We estimate that the productivity enhancements from doubling U.S. government agricultural R&D spending would reduce global GHG emissions, relative to a business-as-usual scenario, by at least 109 million metric tons of carbon dioxide-equivalent per year by 2050. And research breakthroughs, such as improvements to photosynthetic efficiency that boost yields for major crops, could reduce emissions even further, by more than 200 million tons of carbon dioxide-equivalent per year. 

The $1.5 trillion federal spending bill that Biden signed into law last month substantially boosted major agricultural R&D programs and agencies. Overall, it increased funding for agricultural R&D agencies by about 9%, or $310 million above 2021 levels.

Source: AAAS

The bill provides a $234 million, or 15.3%, funding increase for the Agricultural Research Service, which conducts in-house research in partnership with universities across all 50 states. This includes critical research on crop and livestock production, helping increase productivity and climate resilience.

Nearly one-fifth of ARS funding also goes toward its Natural Resources and Sustainable Agriculture Systems program, supporting projects such as an effort to assess how different cattle feeds can reduce methane emissions. Much of the funding increase is for ARS buildings and facilities, which face a roughly $1 billion maintenance backlog. 

Unfortunately, funding only rose by 2.3%, to $445 million, for the Agriculture and Food Research Initiative, the flagship competitive grant-making program for agricultural research. This is far less than the program needs to fund high-priority research.

Over half of the projects that AFRI’s expert review panel recommends are not funded due to financial constraints. The Department of Agriculture requested $564 million for next year and has previously requested $700 million. Such an increase would have large economic benefits. According to a recent study, every dollar invested in public agricultural research generates $20 in value for consumers, farmers and businesses.

It would also have enormous environmental benefits. AFRI provides over $100 million to projects broadly related to environmental sustainability. In 2021, AFRI-funded projects focused on topics including:

  • Sustaining water resources under a changing climate.
  • Incorporation of photovoltaic solar generation and crop production.
  • Enhancing crop climate resilience through perennial ground cover and diversification.
  • Using marine algae to reduce enteric methane emissions from milk production.
  • Developing new cultivated meat systems.

The spending bill also provides $1 million to establish a new agricultural research agency, the Agriculture Advanced Research and Development Authority.
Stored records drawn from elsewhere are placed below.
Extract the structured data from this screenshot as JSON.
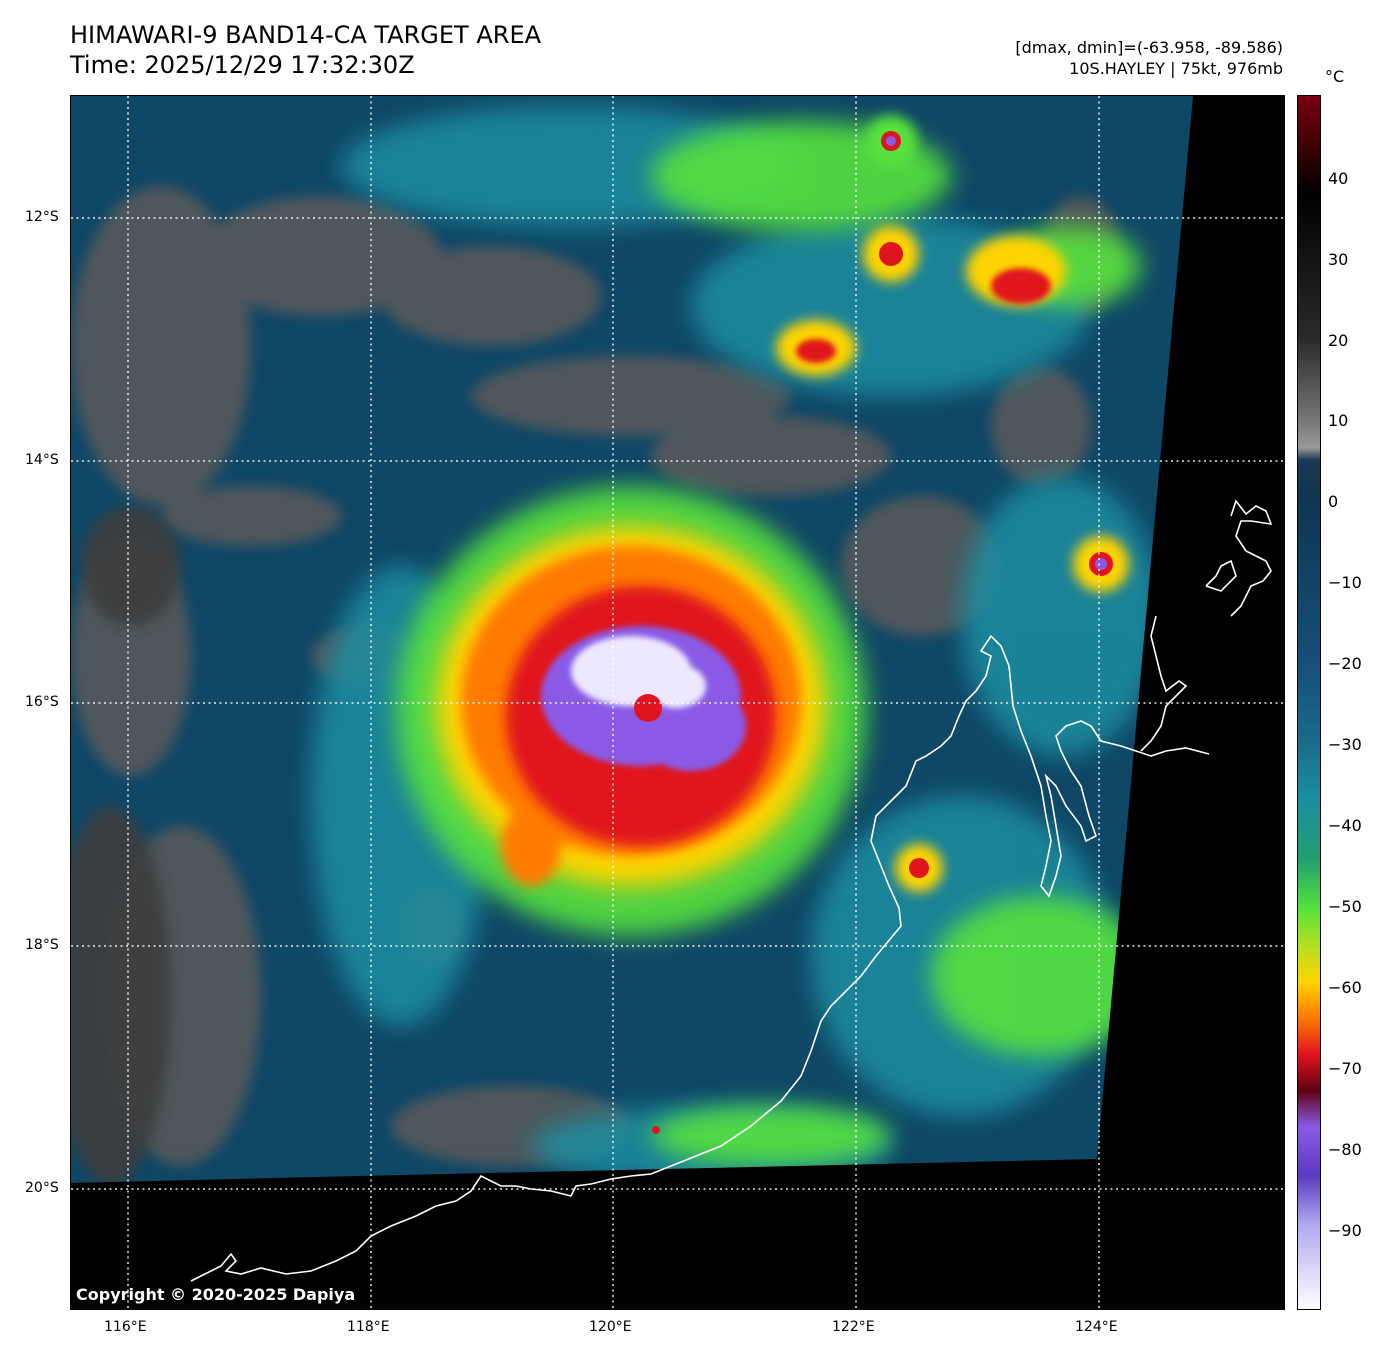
{
  "header": {
    "title_line1": "HIMAWARI-9 BAND14-CA TARGET AREA",
    "title_line2": "Time: 2025/12/29 17:32:30Z",
    "range_text": "[dmax, dmin]=(-63.958, -89.586)",
    "storm_text": "10S.HAYLEY | 75kt, 976mb"
  },
  "colorbar": {
    "unit": "°C",
    "ticks": [
      "40",
      "30",
      "20",
      "10",
      "0",
      "−10",
      "−20",
      "−30",
      "−40",
      "−50",
      "−60",
      "−70",
      "−80",
      "−90"
    ],
    "tick_values": [
      40,
      30,
      20,
      10,
      0,
      -10,
      -20,
      -30,
      -40,
      -50,
      -60,
      -70,
      -80,
      -90
    ],
    "vmin": -100,
    "vmax": 50
  },
  "map": {
    "lat_labels": [
      "12°S",
      "14°S",
      "16°S",
      "18°S",
      "20°S"
    ],
    "lon_labels": [
      "116°E",
      "118°E",
      "120°E",
      "122°E",
      "124°E"
    ],
    "lat_values": [
      -12,
      -14,
      -16,
      -18,
      -20
    ],
    "lon_values": [
      116,
      118,
      120,
      122,
      124
    ],
    "lon_range": [
      115.53,
      125.53
    ],
    "lat_range": [
      -21.0,
      -11.0
    ],
    "copyright": "Copyright © 2020-2025 Dapiya",
    "colors": {
      "coldest": "#ede8ff",
      "violet": "#8a5ae6",
      "red": "#e0141e",
      "orange": "#ff7a00",
      "yellow": "#ffd400",
      "green": "#56e23c",
      "teal": "#1a8ea0",
      "ocean": "#0f4766",
      "warm_gray": "#5a5a5a",
      "coast": "#ffffff"
    }
  }
}
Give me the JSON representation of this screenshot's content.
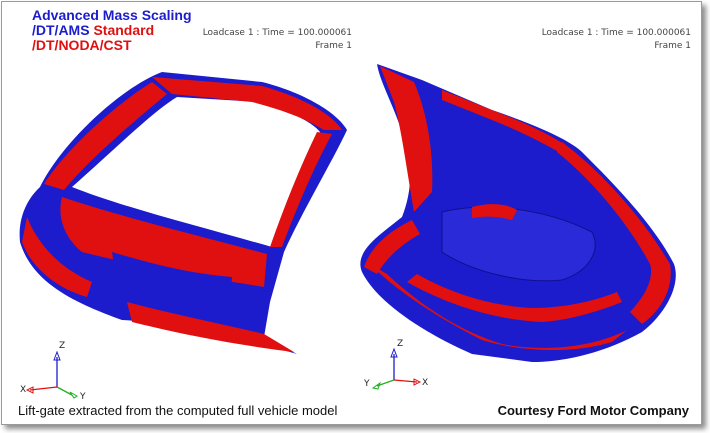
{
  "legend": {
    "line1": "Advanced Mass Scaling",
    "line2_prefix": "/DT/AMS",
    "line2_suffix": "Standard",
    "line3": "/DT/NODA/CST"
  },
  "viewports": [
    {
      "loadcase": "Loadcase 1 : Time = 100.000061",
      "frame": "Frame 1"
    },
    {
      "loadcase": "Loadcase 1 : Time = 100.000061",
      "frame": "Frame 1"
    }
  ],
  "triads": [
    {
      "z": "Z",
      "x": "X",
      "y": "Y"
    },
    {
      "z": "Z",
      "x": "X",
      "y": "Y"
    }
  ],
  "caption": "Lift-gate extracted from the computed full vehicle model",
  "credit": "Courtesy Ford Motor Company",
  "colors": {
    "blue": "#1c1ccc",
    "red": "#e01010"
  }
}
AgARDA, formally authorized in the 2018 Farm Bill but not funded until now, is modeled after other advanced R&D agencies such as the Defense Advanced Research Projects Agency and the Advanced Research Projects Agency–Energy.
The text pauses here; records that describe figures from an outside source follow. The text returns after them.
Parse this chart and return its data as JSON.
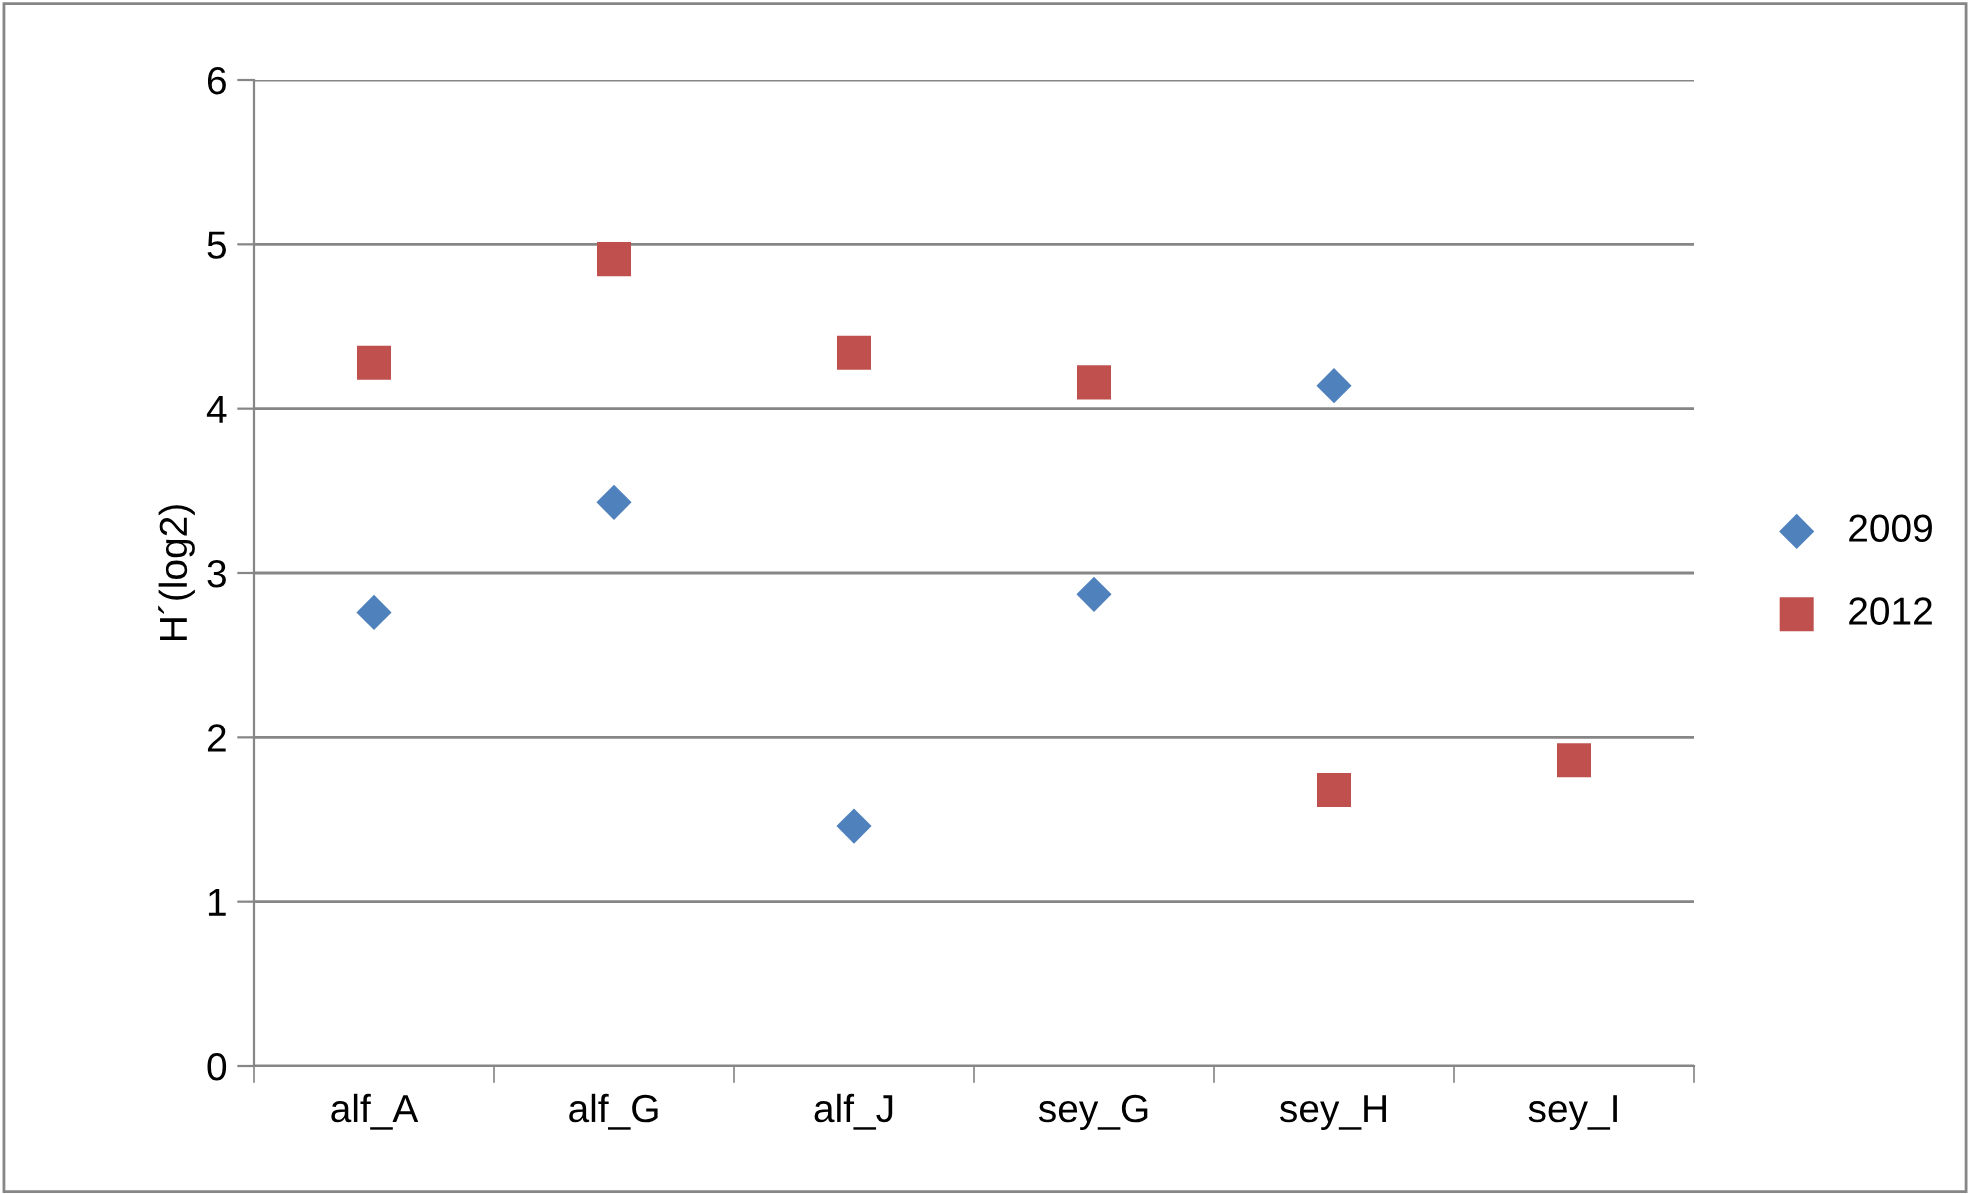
{
  "chart_data": {
    "type": "scatter",
    "ylabel": "H´(log2)",
    "categories": [
      "alf_A",
      "alf_G",
      "alf_J",
      "sey_G",
      "sey_H",
      "sey_I"
    ],
    "series": [
      {
        "name": "2009",
        "color": "#4f81bd",
        "marker": "diamond",
        "values": [
          2.76,
          3.43,
          1.46,
          2.87,
          4.14,
          null
        ]
      },
      {
        "name": "2012",
        "color": "#c0504d",
        "marker": "square",
        "values": [
          4.28,
          4.91,
          4.34,
          4.16,
          1.68,
          1.86
        ]
      }
    ],
    "ylim": [
      0,
      6
    ],
    "yticks": [
      0,
      1,
      2,
      3,
      4,
      5,
      6
    ],
    "grid": "y",
    "legend": "right"
  }
}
It is meant to fund grants and cooperative research on a broad range of basic and applied research topics aimed at improving environmental sustainability, resilience to extreme weather, national food security and international export competitiveness.

While the initial funding is a sign that Congress recognizes the importance of agricultural R&D, it is paltry compared with the $76 million per year in funding for AgARDA the House proposed in the Build Back Better Act. It is also far less than the $450 million allocated to ARPA-E, the Department of Energy agency charged with funding research on advanced energy technologies. 
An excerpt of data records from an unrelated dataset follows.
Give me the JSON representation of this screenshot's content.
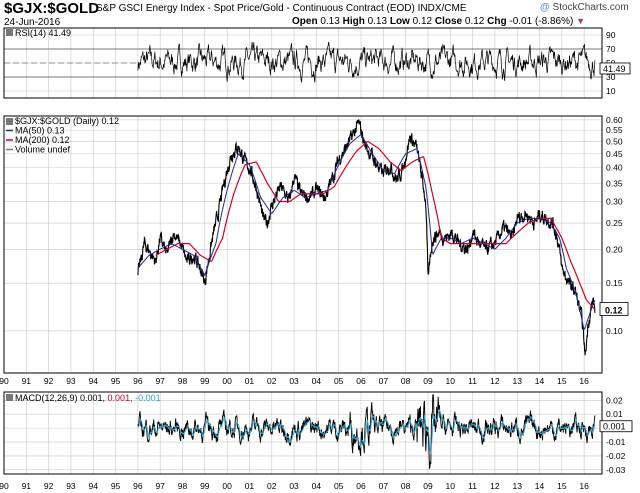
{
  "header": {
    "symbol": "$GJX:$GOLD",
    "description": "S&P GSCI Energy Index - Spot Price/Gold - Continuous Contract (EOD)  INDX/CME",
    "date": "24-Jun-2016",
    "open_label": "Open",
    "open": "0.13",
    "high_label": "High",
    "high": "0.13",
    "low_label": "Low",
    "low": "0.12",
    "close_label": "Close",
    "close": "0.12",
    "chg_label": "Chg",
    "chg": "-0.01 (-8.86%)",
    "credit": "StockCharts.com",
    "credit_prefix": "@"
  },
  "colors": {
    "price": "#000000",
    "ma50": "#1f2a8c",
    "ma200": "#d4002a",
    "macd_signal": "#2aa7d6",
    "grid": "#c8c8c8",
    "up_marker": "#b0305a"
  },
  "chart_data": [
    {
      "panel": "rsi",
      "type": "line",
      "legend": "RSI(14) 41.49",
      "current_value": "41.49",
      "ylim": [
        0,
        100
      ],
      "y_ticks": [
        10,
        30,
        50,
        70,
        90
      ],
      "reference_lines": [
        30,
        70
      ],
      "y_tick_labels": [
        "10",
        "30",
        "50",
        "70",
        "90"
      ]
    },
    {
      "panel": "price",
      "type": "line",
      "scale": "log",
      "ylim": [
        0.07,
        0.62
      ],
      "y_ticks": [
        0.1,
        0.15,
        0.2,
        0.25,
        0.3,
        0.35,
        0.4,
        0.45,
        0.5,
        0.55,
        0.6
      ],
      "y_tick_labels": [
        "0.10",
        "0.15",
        "0.20",
        "0.25",
        "0.30",
        "0.35",
        "0.40",
        "0.45",
        "0.50",
        "0.55",
        "0.60"
      ],
      "current_value": "0.12",
      "legend": [
        {
          "key": "price",
          "text": "$GJX:$GOLD (Daily) 0.12"
        },
        {
          "key": "ma50",
          "text": "MA(50) 0.13"
        },
        {
          "key": "ma200",
          "text": "MA(200) 0.12"
        },
        {
          "key": "volume",
          "text": "Volume undef"
        }
      ],
      "series": [
        {
          "name": "$GJX:$GOLD",
          "x": [
            1996.0,
            1996.3,
            1996.8,
            1997.0,
            1997.3,
            1997.6,
            1997.9,
            1998.2,
            1998.5,
            1998.8,
            1999.0,
            1999.3,
            1999.6,
            1999.9,
            2000.2,
            2000.5,
            2000.8,
            2001.0,
            2001.3,
            2001.6,
            2001.8,
            2002.0,
            2002.4,
            2002.8,
            2003.0,
            2003.3,
            2003.7,
            2004.0,
            2004.4,
            2004.8,
            2005.0,
            2005.3,
            2005.6,
            2005.9,
            2006.2,
            2006.5,
            2006.8,
            2007.0,
            2007.3,
            2007.6,
            2007.9,
            2008.2,
            2008.5,
            2008.7,
            2008.9,
            2009.0,
            2009.2,
            2009.5,
            2009.8,
            2010.1,
            2010.4,
            2010.8,
            2011.0,
            2011.3,
            2011.6,
            2012.0,
            2012.4,
            2012.8,
            2013.0,
            2013.4,
            2013.8,
            2014.0,
            2014.3,
            2014.6,
            2014.8,
            2015.0,
            2015.3,
            2015.6,
            2015.9,
            2016.05,
            2016.2,
            2016.4,
            2016.48
          ],
          "values": [
            0.16,
            0.21,
            0.18,
            0.22,
            0.19,
            0.23,
            0.21,
            0.18,
            0.19,
            0.17,
            0.15,
            0.21,
            0.27,
            0.36,
            0.45,
            0.48,
            0.42,
            0.4,
            0.34,
            0.26,
            0.25,
            0.29,
            0.34,
            0.3,
            0.37,
            0.32,
            0.31,
            0.33,
            0.31,
            0.38,
            0.43,
            0.47,
            0.52,
            0.58,
            0.48,
            0.44,
            0.4,
            0.38,
            0.41,
            0.36,
            0.4,
            0.52,
            0.47,
            0.38,
            0.3,
            0.15,
            0.22,
            0.23,
            0.22,
            0.23,
            0.21,
            0.2,
            0.23,
            0.21,
            0.2,
            0.21,
            0.24,
            0.22,
            0.26,
            0.27,
            0.25,
            0.27,
            0.26,
            0.25,
            0.22,
            0.17,
            0.15,
            0.14,
            0.11,
            0.08,
            0.11,
            0.13,
            0.12
          ]
        },
        {
          "name": "MA(50)",
          "x": [
            1996.0,
            1996.5,
            1997.0,
            1997.5,
            1998.0,
            1998.5,
            1999.0,
            1999.5,
            2000.0,
            2000.5,
            2001.0,
            2001.5,
            2002.0,
            2002.5,
            2003.0,
            2003.5,
            2004.0,
            2004.5,
            2005.0,
            2005.5,
            2006.0,
            2006.5,
            2007.0,
            2007.5,
            2008.0,
            2008.5,
            2008.9,
            2009.2,
            2009.6,
            2010.0,
            2010.5,
            2011.0,
            2011.5,
            2012.0,
            2012.5,
            2013.0,
            2013.5,
            2014.0,
            2014.5,
            2014.9,
            2015.2,
            2015.6,
            2016.0,
            2016.48
          ],
          "values": [
            0.17,
            0.19,
            0.2,
            0.21,
            0.2,
            0.19,
            0.16,
            0.21,
            0.33,
            0.45,
            0.41,
            0.31,
            0.27,
            0.31,
            0.33,
            0.31,
            0.32,
            0.33,
            0.41,
            0.49,
            0.53,
            0.45,
            0.39,
            0.38,
            0.45,
            0.47,
            0.34,
            0.19,
            0.22,
            0.22,
            0.21,
            0.22,
            0.21,
            0.2,
            0.22,
            0.25,
            0.26,
            0.26,
            0.25,
            0.22,
            0.17,
            0.14,
            0.1,
            0.13
          ]
        },
        {
          "name": "MA(200)",
          "x": [
            1996.8,
            1997.3,
            1997.8,
            1998.3,
            1998.8,
            1999.3,
            1999.8,
            2000.3,
            2000.8,
            2001.3,
            2001.8,
            2002.3,
            2002.8,
            2003.3,
            2003.8,
            2004.3,
            2004.8,
            2005.3,
            2005.8,
            2006.3,
            2006.8,
            2007.3,
            2007.8,
            2008.3,
            2008.8,
            2009.2,
            2009.6,
            2010.0,
            2010.5,
            2011.0,
            2011.5,
            2012.0,
            2012.5,
            2013.0,
            2013.5,
            2014.0,
            2014.5,
            2015.0,
            2015.4,
            2015.8,
            2016.1,
            2016.48
          ],
          "values": [
            0.19,
            0.2,
            0.21,
            0.21,
            0.19,
            0.18,
            0.22,
            0.32,
            0.41,
            0.42,
            0.35,
            0.3,
            0.3,
            0.32,
            0.32,
            0.32,
            0.34,
            0.4,
            0.46,
            0.5,
            0.47,
            0.42,
            0.39,
            0.42,
            0.44,
            0.32,
            0.22,
            0.21,
            0.21,
            0.21,
            0.21,
            0.21,
            0.21,
            0.23,
            0.25,
            0.26,
            0.26,
            0.22,
            0.18,
            0.15,
            0.13,
            0.12
          ]
        }
      ]
    },
    {
      "panel": "macd",
      "type": "line",
      "legend": [
        {
          "key": "macd",
          "text": "MACD(12,26,9) 0.001,"
        },
        {
          "key": "signal",
          "text": " 0.001,"
        },
        {
          "key": "hist",
          "text": " -0.001"
        }
      ],
      "current_value": "0.001",
      "ylim": [
        -0.033,
        0.026
      ],
      "y_ticks": [
        -0.03,
        -0.02,
        -0.01,
        0.0,
        0.01,
        0.02
      ],
      "y_tick_labels": [
        "-0.03",
        "-0.02",
        "-0.01",
        "0.00",
        "0.01",
        "0.02"
      ]
    }
  ],
  "x_axis": {
    "xlim": [
      1990.0,
      2016.8
    ],
    "ticks": [
      1990,
      1991,
      1992,
      1993,
      1994,
      1995,
      1996,
      1997,
      1998,
      1999,
      2000,
      2001,
      2002,
      2003,
      2004,
      2005,
      2006,
      2007,
      2008,
      2009,
      2010,
      2011,
      2012,
      2013,
      2014,
      2015,
      2016
    ],
    "tick_labels": [
      "90",
      "91",
      "92",
      "93",
      "94",
      "95",
      "96",
      "97",
      "98",
      "99",
      "00",
      "01",
      "02",
      "03",
      "04",
      "05",
      "06",
      "07",
      "08",
      "09",
      "10",
      "11",
      "12",
      "13",
      "14",
      "15",
      "16"
    ]
  }
}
Ultimately, the world will not reach net-zero greenhouse gas emissions without transforming its food system. Developing and disseminating affordable, productive and low-carbon agricultural technologies must be a priority for addressing climate change.

Current funding levels are far from sufficient to meet the challenge. Future legislation — not only spending bills but also packages such as the farm bill or bills focused on climate innovation — must raise the bar, putting the country on a clear path to double agricultural R&D the way we have seen funding rise for other critical areas.